Every Ramadan, when the call to prayer resounds through the house marking the end of the daily fast, my mom arranges dates on a steel plate and passes them around. As a child, I’d politely pass on the dates and grab a cookie or the piece of chocolate I’d been saving in my pocket all day.
“It’s Sunnah” my mom would say, shaking her head disappointedly. “The Holy Prophet always broke his fast with dates.”
To me, dates, harvested from the date palm tree, looked like wrinkly brown bugs. It wasn’t until years later, when my mom made an Indian dessert with dates, pistachios and cashews mixed with condensed milk and sprinkled with coconut shavings, that I acquired a taste for the fruit.
The date palm can be traced back to as early as 4000 B.C. in Mesopotamia, in what is now southern Iraq. As one of a few crops that could survive in desert conditions, dates were an essential source of food and wealth for the Bedouins living in the Middle East and North Africa
According to the Islamic calendar, which is based on a lunar cycle, this is the month of Ramadan, when Muslims around the world fast from sunrise to sunset. Following the tradition of Prophet Muhammad, Muslims often break their fast, in an evening meal called iftar, with dates. Rich in vitamins and minerals, dates are known to help energize the body and pacify hunger—perfect nourishment after 15 hours or so without food and water.
While dates are satisfying in their natural form, why not get a little creative? Here are five ways to prepare dates:
1. Stuff ‘em: In almost every Middle Eastern or North African country, you’ll find pastry shops that carry all kinds of stuffed dates. Almonds, cashews, walnuts, pistachios, pecans, and cheese—the stuffing options are endless. But, Moroccans are known for the treat, and serve it at celebratory events from births to marriages. Chef Rafih Benjelloun from Fez, Morocco, says he uses medium-ripe pitted dates and fills them with the “ideal mixture” of crushed walnuts, almonds and pistachios with a pinch of cinnamon and nutmeg. He then rolls them in toasted sesame seeds and refrigerates before serving. The result: a bite that is sweet and savory, soft and crunchy, sugary and salty all at once.
2. Drink ‘em: The natural sweetness of dates makes for an excellent fruit juice, but an even better shake. Yvonne Maffei, founder of the My Halal Kitchen blog, traveled through a date valley between Arizona and California and saw a little shop where they were selling the drink. Her own recipe combines dates and whole milk to produce a thick, creamy milkshake. Her two suggestions: use a strong blender, and serve it fresh. “It’s an interesting and fun way to incorporate dates,” she says, “and very rewarding after a long day of fasting.”
3. Bake ‘em: In cookies, cakes, bread, pies, and cupcakes—you name it. While Medjool dates are perfect for shakes, it’s better to use the not-so waxy and moist ones for baking.
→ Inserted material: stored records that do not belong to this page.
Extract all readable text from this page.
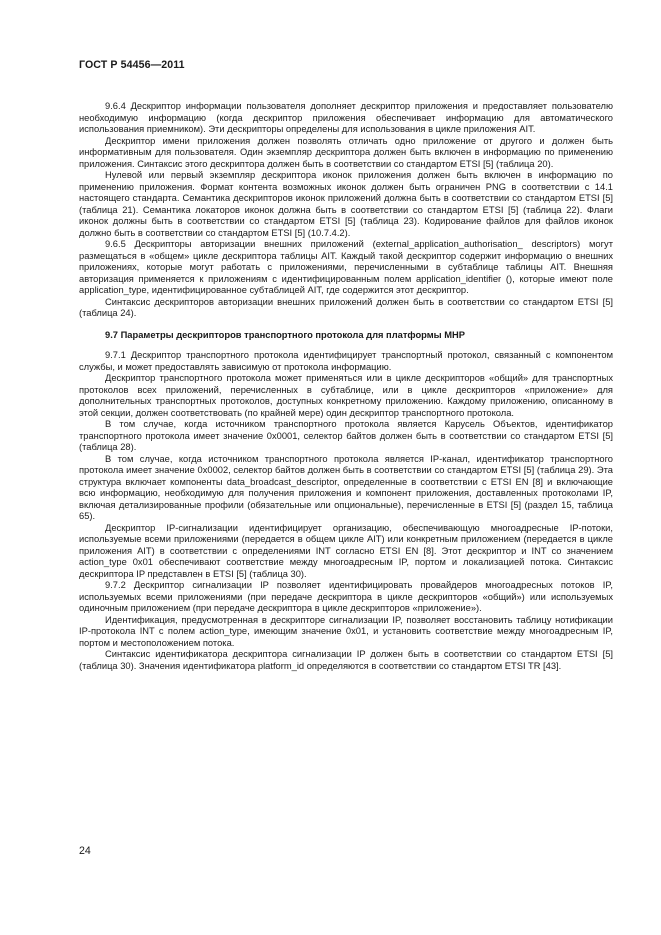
ГОСТ Р 54456—2011

9.6.4 Дескриптор информации пользователя дополняет дескриптор приложения и предоставляет пользователю необходимую информацию (когда дескриптор приложения обеспечивает информацию для автоматического использования приемником). Эти дескрипторы определены для использования в цикле приложения AIT.

Дескриптор имени приложения должен позволять отличать одно приложение от другого и должен быть информативным для пользователя. Один экземпляр дескриптора должен быть включен в информацию по применению приложения. Синтаксис этого дескриптора должен быть в соответствии со стандартом ETSI [5] (таблица 20).

Нулевой или первый экземпляр дескриптора иконок приложения должен быть включен в информацию по применению приложения. Формат контента возможных иконок должен быть ограничен PNG в соответствии с 14.1 настоящего стандарта. Семантика дескрипторов иконок приложений должна быть в соответствии со стандартом ETSI [5] (таблица 21). Семантика локаторов иконок должна быть в соответствии со стандартом ETSI [5] (таблица 22). Флаги иконок должны быть в соответствии со стандартом ETSI [5] (таблица 23). Кодирование файлов для файлов иконок должно быть в соответствии со стандартом ETSI [5] (10.7.4.2).

9.6.5 Дескрипторы авторизации внешних приложений (external_application_authorisation_ descriptors) могут размещаться в «общем» цикле дескриптора таблицы AIT. Каждый такой дескриптор содержит информацию о внешних приложениях, которые могут работать с приложениями, перечисленными в субтаблице таблицы AIT. Внешняя авторизация применяется к приложениям с идентифицированным полем application_identifier (), которые имеют поле application_type, идентифицированное субтаблицей AIT, где содержится этот дескриптор.

Синтаксис дескрипторов авторизации внешних приложений должен быть в соответствии со стандартом ETSI [5] (таблица 24).

9.7 Параметры дескрипторов транспортного протокола для платформы МНР

9.7.1 Дескриптор транспортного протокола идентифицирует транспортный протокол, связанный с компонентом службы, и может предоставлять зависимую от протокола информацию.

Дескриптор транспортного протокола может применяться или в цикле дескрипторов «общий» для транспортных протоколов всех приложений, перечисленных в субтаблице, или в цикле дескрипторов «приложение» для дополнительных транспортных протоколов, доступных конкретному приложению. Каждому приложению, описанному в этой секции, должен соответствовать (по крайней мере) один дескриптор транспортного протокола.

В том случае, когда источником транспортного протокола является Карусель Объектов, идентификатор транспортного протокола имеет значение 0x0001, селектор байтов должен быть в соответствии со стандартом ETSI [5] (таблица 28).

В том случае, когда источником транспортного протокола является IP-канал, идентификатор транспортного протокола имеет значение 0x0002, селектор байтов должен быть в соответствии со стандартом ETSI [5] (таблица 29). Эта структура включает компоненты data_broadcast_descriptor, определенные в соответствии с ETSI EN [8] и включающие всю информацию, необходимую для получения приложения и компонент приложения, доставленных протоколами IP, включая детализированные профили (обязательные или опциональные), перечисленные в ETSI [5] (раздел 15, таблица 65).

Дескриптор IP-сигнализации идентифицирует организацию, обеспечивающую многоадресные IP-потоки, используемые всеми приложениями (передается в общем цикле AIT) или конкретным приложением (передается в цикле приложения AIT) в соответствии с определениями INT согласно ETSI EN [8]. Этот дескриптор и INT со значением action_type 0x01 обеспечивают соответствие между многоадресным IP, портом и локализацией потока. Синтаксис дескриптора IP представлен в ETSI [5] (таблица 30).

9.7.2 Дескриптор сигнализации IP позволяет идентифицировать провайдеров многоадресных потоков IP, используемых всеми приложениями (при передаче дескриптора в цикле дескрипторов «общий») или используемых одиночным приложением (при передаче дескриптора в цикле дескрипторов «приложение»).

Идентификация, предусмотренная в дескрипторе сигнализации IP, позволяет восстановить таблицу нотификации IP-протокола INT с полем action_type, имеющим значение 0x01, и установить соответствие между многоадресным IP, портом и местоположением потока.

Синтаксис идентификатора дескриптора сигнализации IP должен быть в соответствии со стандартом ETSI [5] (таблица 30). Значения идентификатора platform_id определяются в соответствии со стандартом ETSI TR [43].

24
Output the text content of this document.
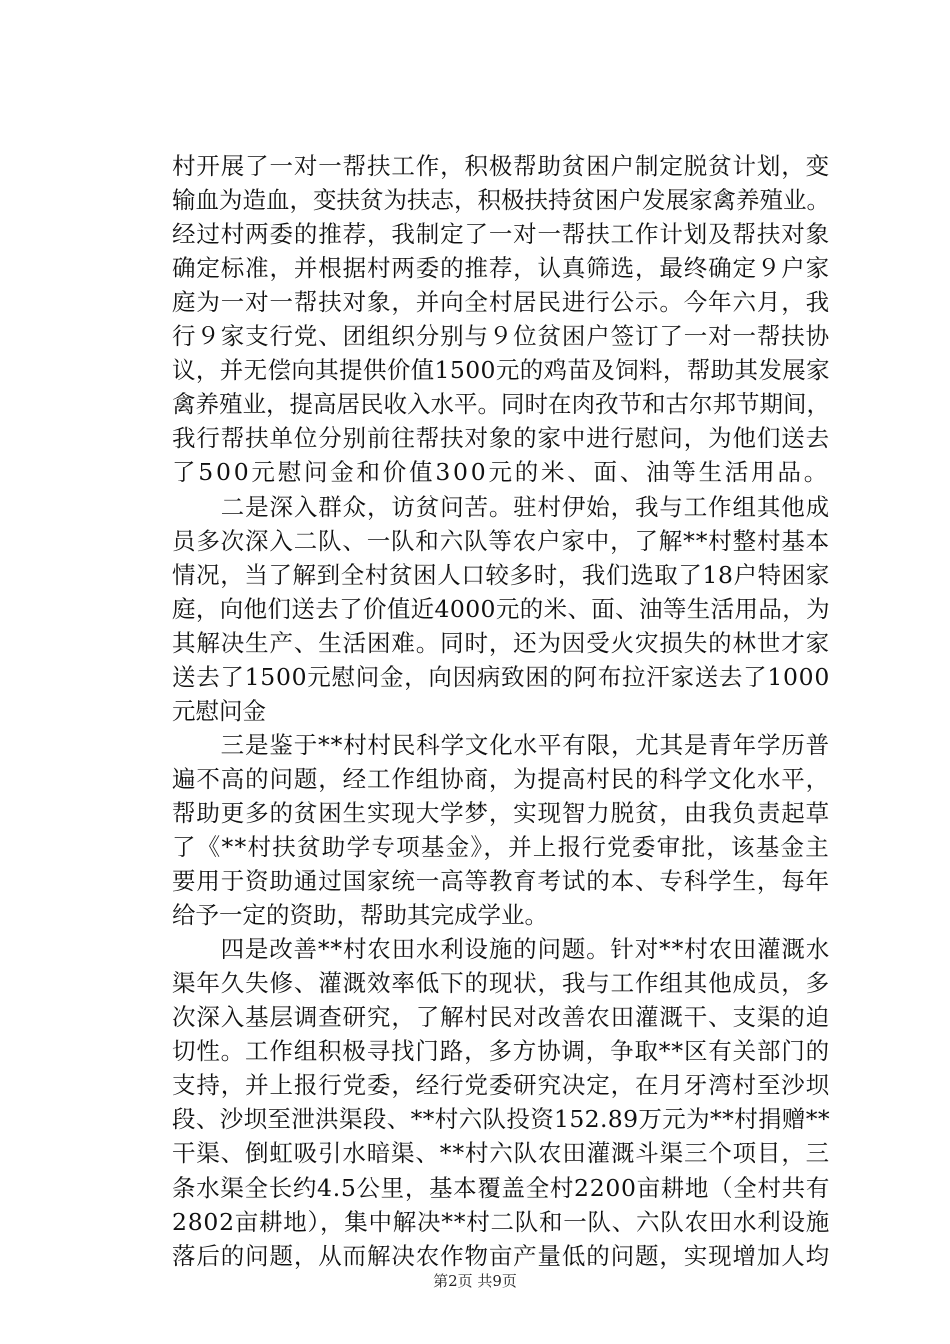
村开展了一对一帮扶工作，积极帮助贫困户制定脱贫计划，变
输血为造血，变扶贫为扶志，积极扶持贫困户发展家禽养殖业。
经过村两委的推荐，我制定了一对一帮扶工作计划及帮扶对象
确定标准，并根据村两委的推荐，认真筛选，最终确定９户家
庭为一对一帮扶对象，并向全村居民进行公示。今年六月，我
行９家支行党、团组织分别与９位贫困户签订了一对一帮扶协
议，并无偿向其提供价值1500元的鸡苗及饲料，帮助其发展家
禽养殖业，提高居民收入水平。同时在肉孜节和古尔邦节期间，
我行帮扶单位分别前往帮扶对象的家中进行慰问，为他们送去
了500元慰问金和价值300元的米、面、油等生活用品。
　　二是深入群众，访贫问苦。驻村伊始，我与工作组其他成
员多次深入二队、一队和六队等农户家中，了解**村整村基本
情况，当了解到全村贫困人口较多时，我们选取了18户特困家
庭，向他们送去了价值近4000元的米、面、油等生活用品，为
其解决生产、生活困难。同时，还为因受火灾损失的林世才家
送去了1500元慰问金，向因病致困的阿布拉汗家送去了1000
元慰问金
　　三是鉴于**村村民科学文化水平有限，尤其是青年学历普
遍不高的问题，经工作组协商，为提高村民的科学文化水平，
帮助更多的贫困生实现大学梦，实现智力脱贫，由我负责起草
了《**村扶贫助学专项基金》，并上报行党委审批，该基金主
要用于资助通过国家统一高等教育考试的本、专科学生，每年
给予一定的资助，帮助其完成学业。
　　四是改善**村农田水利设施的问题。针对**村农田灌溉水
渠年久失修、灌溉效率低下的现状，我与工作组其他成员，多
次深入基层调查研究，了解村民对改善农田灌溉干、支渠的迫
切性。工作组积极寻找门路，多方协调，争取**区有关部门的
支持，并上报行党委，经行党委研究决定，在月牙湾村至沙坝
段、沙坝至泄洪渠段、**村六队投资152.89万元为**村捐赠**
干渠、倒虹吸引水暗渠、**村六队农田灌溉斗渠三个项目，三
条水渠全长约4.5公里，基本覆盖全村2200亩耕地（全村共有
2802亩耕地），集中解决**村二队和一队、六队农田水利设施
落后的问题，从而解决农作物亩产量低的问题，实现增加人均
第2页 共9页
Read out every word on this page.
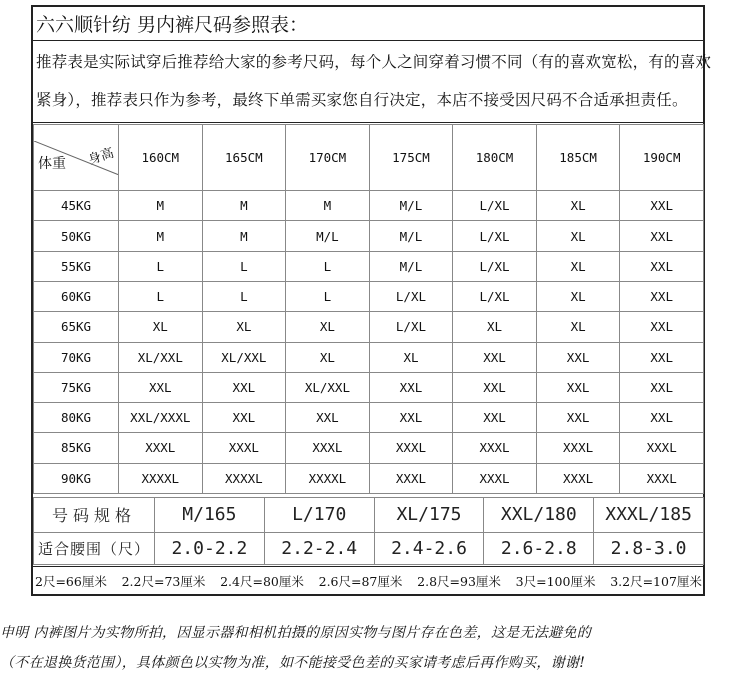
六六顺针纺 男内裤尺码参照表：
推荐表是实际试穿后推荐给大家的参考尺码，每个人之间穿着习惯不同（有的喜欢宽松，有的喜欢
紧身），推荐表只作为参考，最终下单需买家您自行决定，本店不接受因尺码不合适承担责任。
身高
体重	160CM	165CM	170CM	175CM	180CM	185CM	190CM
45KG	M	M	M	M/L	L/XL	XL	XXL
50KG	M	M	M/L	M/L	L/XL	XL	XXL
55KG	L	L	L	M/L	L/XL	XL	XXL
60KG	L	L	L	L/XL	L/XL	XL	XXL
65KG	XL	XL	XL	L/XL	XL	XL	XXL
70KG	XL/XXL	XL/XXL	XL	XL	XXL	XXL	XXL
75KG	XXL	XXL	XL/XXL	XXL	XXL	XXL	XXL
80KG	XXL/XXXL	XXL	XXL	XXL	XXL	XXL	XXL
85KG	XXXL	XXXL	XXXL	XXXL	XXXL	XXXL	XXXL
90KG	XXXXL	XXXXL	XXXXL	XXXL	XXXL	XXXL	XXXL
号码规格	M/165	L/170	XL/175	XXL/180	XXXL/185
适合腰围（尺）	2.0-2.2	2.2-2.4	2.4-2.6	2.6-2.8	2.8-3.0
2尺=66厘米 2.2尺=73厘米 2.4尺=80厘米 2.6尺=87厘米 2.8尺=93厘米 3尺=100厘米 3.2尺=107厘米
申明 内裤图片为实物所拍，因显示器和相机拍摄的原因实物与图片存在色差，这是无法避免的
（不在退换货范围），具体颜色以实物为准，如不能接受色差的买家请考虑后再作购买，谢谢!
According to Megan Gordon, a cookbook writer and owner of an artisan cereal company, the go-to date for baking is the Deglet Noor variety. “They’re dry enough to chop and maintain their integrity in bread, cookie, or cake recipes while still maintain that superstar, sweet date flavor,” she wrote in the kitchn.
4. Chop ‘em: Perhaps the easiest way to incorporate dates into your diet is to chop or slice pitted dates and throw them into salads, on sandwiches or as garnish on pasta. If you opt for a sandwich, the Gorgonzola cheese, walnut and date combo is a winner. But, if you’re in the mood for something fancy, try Chef Gordon Ramsey’s steamed date pudding with butterscotch sauce. It’s a bit time-intensive, but well worth the effort.
5. Puree ‘em: One of the best meals I’ve ever had was a Moroccan lamb tagine smothered in date sauce. The sweet flavor adorning the tender meat was the perfect touch. I myself have not recreated the dish in fear that I will taint a good memory, but date sauces themselves are quite easy to make and can be served with any kind of meat, especially chicken or fish.
For those of you who prefer organic sweeteners, date paste can serve as a substitute for conventional white sugar. With just dates, water, lemon zest and juice, and a pinch of salt, Martha Stewart creates a simple date paste that can be stored in the refrigerator for a week and long-term in the freezer. It’s a great addition to a morning bowl of oatmeal or a nighttime glass of milk.